ASSIST News Service reports that Han and Uyghur Christians faced a new wave of persecution recently in the religiously-charged Xinjiang Uyghur Autonomous Region. On Dec. 25, 2009, farm leaders and police broke into the home of Wang Qiyue, a 71-year-old widow, disrupting the Christmas gathering and ransacking her home. According to ChinaAid, these “People’s Police” burned Ms. Wang’s furniture, as she was thrown against a police car by the Korla Chief of Security, Yu Fagan. ChinaAid goes on to say that six farm leaders next barged into the home of 69-year-old hemiplegic He Cuiying, and confiscated more than 30 Bibles and Christian books. The leaders then burned the materials in a bonfire outside her home, as a means of public humiliation. Later, five elderly Christians were arrested with no cause and fined 5,000 Yuan each.


A Yemeni governor says security forces killed a suspected al-Qaeda figure in a raid in a remote mountainous province. Security officials also say two members of the security forces were killed and four wounded when suspected al-Qaeda fighters attacked their patrol Wednesday elsewhere in Shabwa province, east of the capital. Shabwa’s governor, Ali Ahmadi, says the militant, Abdullah Mizhar, was killed Tuesday night in the raid on a house in the Maysaa region. Ahmadi says Mizhar was the leader of a local group of al-Qaeda fighters. Security officials say four others with Mizhar were arrested, while the rest fled.


A suicide bomber apparently planning to attack a meeting of NATO and tribal officials blew himself up in a busy market district Thursday in central Afghanistan, killing at least 20 people, officials said, making it the deadliest attack against civilians in more than three months. Two U.S. service members died and four Afghan soldiers were killed in separate explosions Wednesday in eastern Afghanistan, an area of the nation rife with violence, officials said. Nine members of the Afghan National Police were injured Wednesday in other incidents.


U.S. missiles killed at least 12 alleged militants Thursday in a compound formerly used as a religious school in Pakistan‘s North Waziristan tribal region, officials said, the eighth such attack in two weeks. The strike illustrated the Obama administration’s unwillingness to abandon its missile campaign against insurgent targets along Pakistan’s northwest border with Afghanistan. Despite Pakistani protest, the attacks have surged in number in recent days.

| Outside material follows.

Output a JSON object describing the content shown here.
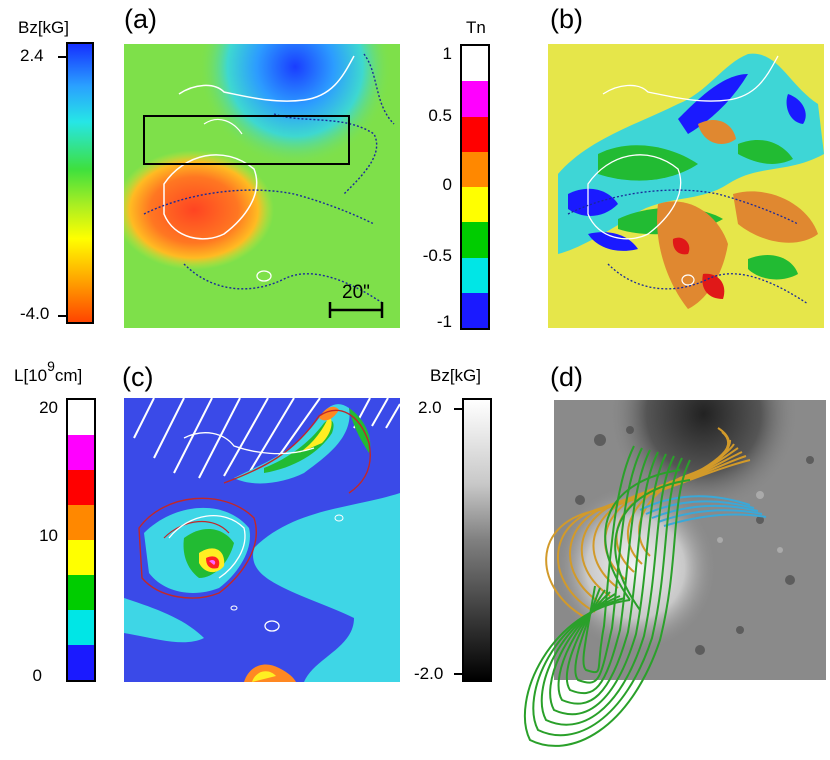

A Baghdad court on Thursday sentenced 11 Iraqis to death for their roles in a series of deadly attacks that rocked the country’s capital last August. The attacks were a major blow to Iraq‘s Prime Minister Nouri al-Maliki, who is seeking to reassure Iraqis his government has security under control ahead of crucial March elections. A criminal court in Baghdad’s eastern Risafa district found the 11 defendants guilty of financing, planning and participating in the Aug. 19 bombings that devastated the foreign and finance ministries.